In our studies, the degree of deacetylation (DD) of Ch is about 82%. Thus, both the acetylated and deacetylated units of Ch with the proton donor/acceptor groups are able to participate in hydrogen bonding [39] with the polar head groups of CsA submerged in the subphase, while the hydrophobic side chains are arranged in a vertical position towards the air [40]. Since chitosan is the only soluble component in the proton rich subphase due to the presence of amino groups in its molecule, each experiment was conducted with the addition of acid to obtain positively charged chitosan molecules with the \(- {\text{NH}}_{3}^{ + }\) groups. This can suggest that despite van der Waals hydrophobic interactions, strong electrostatic forces can occur. Krajewska et al. postulated that Ch can interact with the lipid cell membrane due to both electrostatic and non-electrostatic contributions [29, 30]. The effect is stronger with the increasing temperature. These interactions are facilitated by Ch penetration and the insertion into the monolayer to some extent. At small areas per molecule, i.e. at higher surface pressure, Ch can be partially expelled from the air–solution interface to form a subsurface interacting with the polar parts of peptide [41]. This cannot be excluded in our case.
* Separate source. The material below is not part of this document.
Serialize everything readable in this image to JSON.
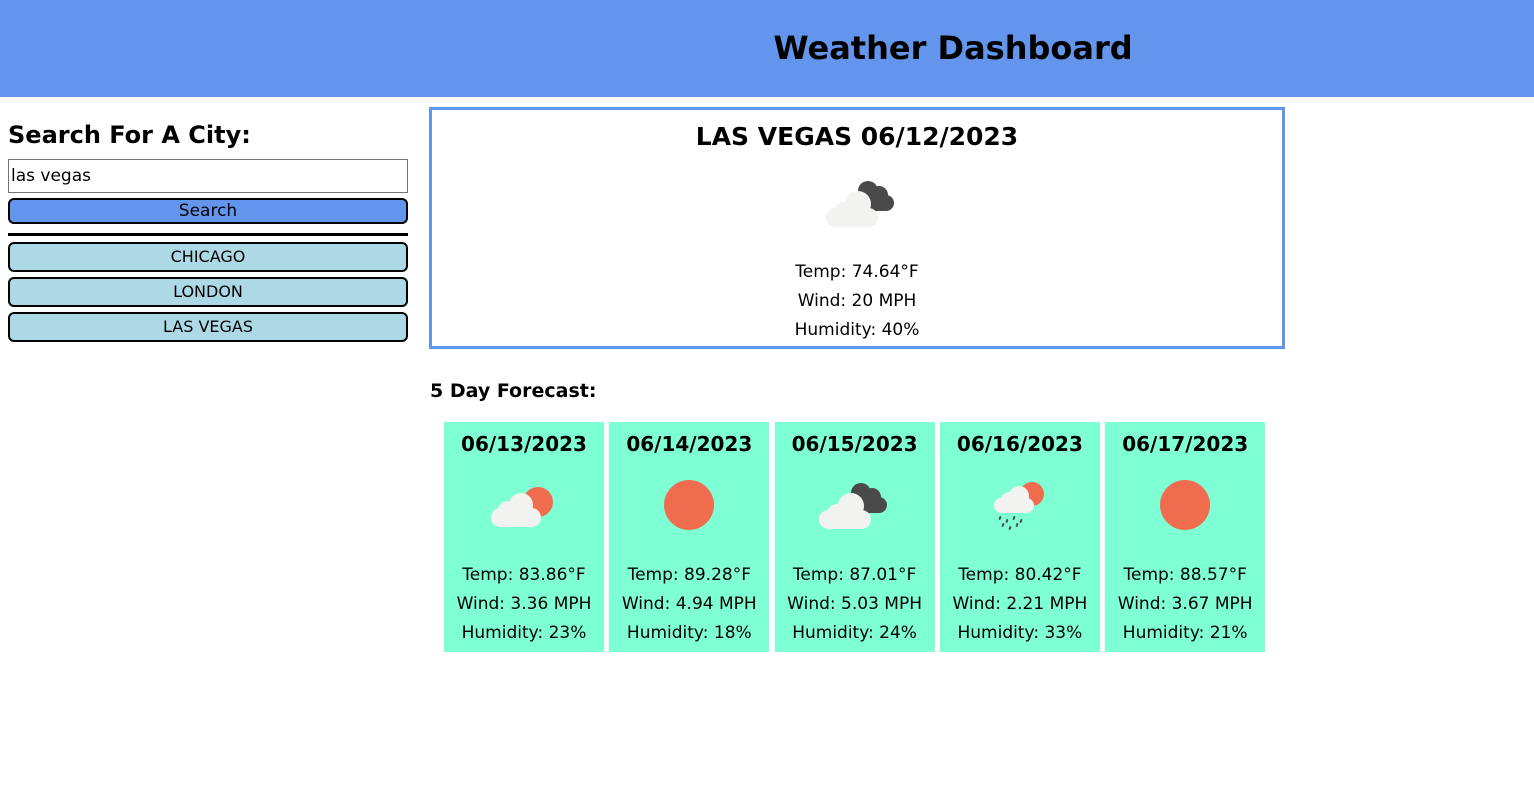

Besides, the addition of Ch into the subphase exerts little fluidization on the CsA monolayer at 20 °C; however, at the higher temperature 37 °C, the effect is opposite, i.e. Ch makes the CsA monolayer more rigid (Figs. 3, 4 and Table 2). At that time, the CsA molecules can adopt more vertical orientation facilitating incorporation of Ch and thus interactions with the attractive van der Waals forces. Moreover, as temperature increases, Ch is more flexible [6] and inserts between the monolayer molecules readily causing an increase in molecular area (Table 3). The higher value of \(\frac{\Delta A}{A}\) parameter is observed at 37 °C. On the other hand, a higher temperature induces also dissociation of Ch amine groups decreasing the positive charge of polymer which results in the contraction of its molecules [6]. In turn, the altering surface charge density affects the arrangement of water molecules near the interface [42]. Such conditions allow for both superficial interactions by hydrogen bonding and those between the hydrophobic Ch backbone and the hydrocarbon chains of CsA due to the Lifshitz–van der Waals interactions (including London dispersion forces, Keesom dipole–dipole forces and Debye dipole induced-dipole forces). That is why the molecular area of CsA is smaller at 37 °C, but on the Ch subphase the monolayer is more tightly packed than without Ch at the same temperature (Tables 2 and 3).

Conclusions

It was observed that the presence of Ch in the subphase modulates properties of the Langmuir monolayers of CsA causing changes in the mean molecular areas and elasticity. On the Ch-containing subphases, the monolayers are more expanded at both 20 °C and 37 °C. It is likely that Ch is located between the peptide molecules, interacting by hydrogen bonding, hydrophobic and/or electrostatic forces. It was proved that temperature is an essential factor which affects the strength of these interactions. In our opinion, at 37 °C Ch can interact with CsA mainly through the Lifshitz–van der Waals interactions. Intermolecular hydrogen bonds from the –NH groups of CsA are stronger with the decreasing temperature, thus increasing CsA solubility. On the basis of the obtained results, we hope that these studies will be helpful to understand better the complicated mechanism of Ch–CsA interactions in the human body taking into account the drug delivery systems.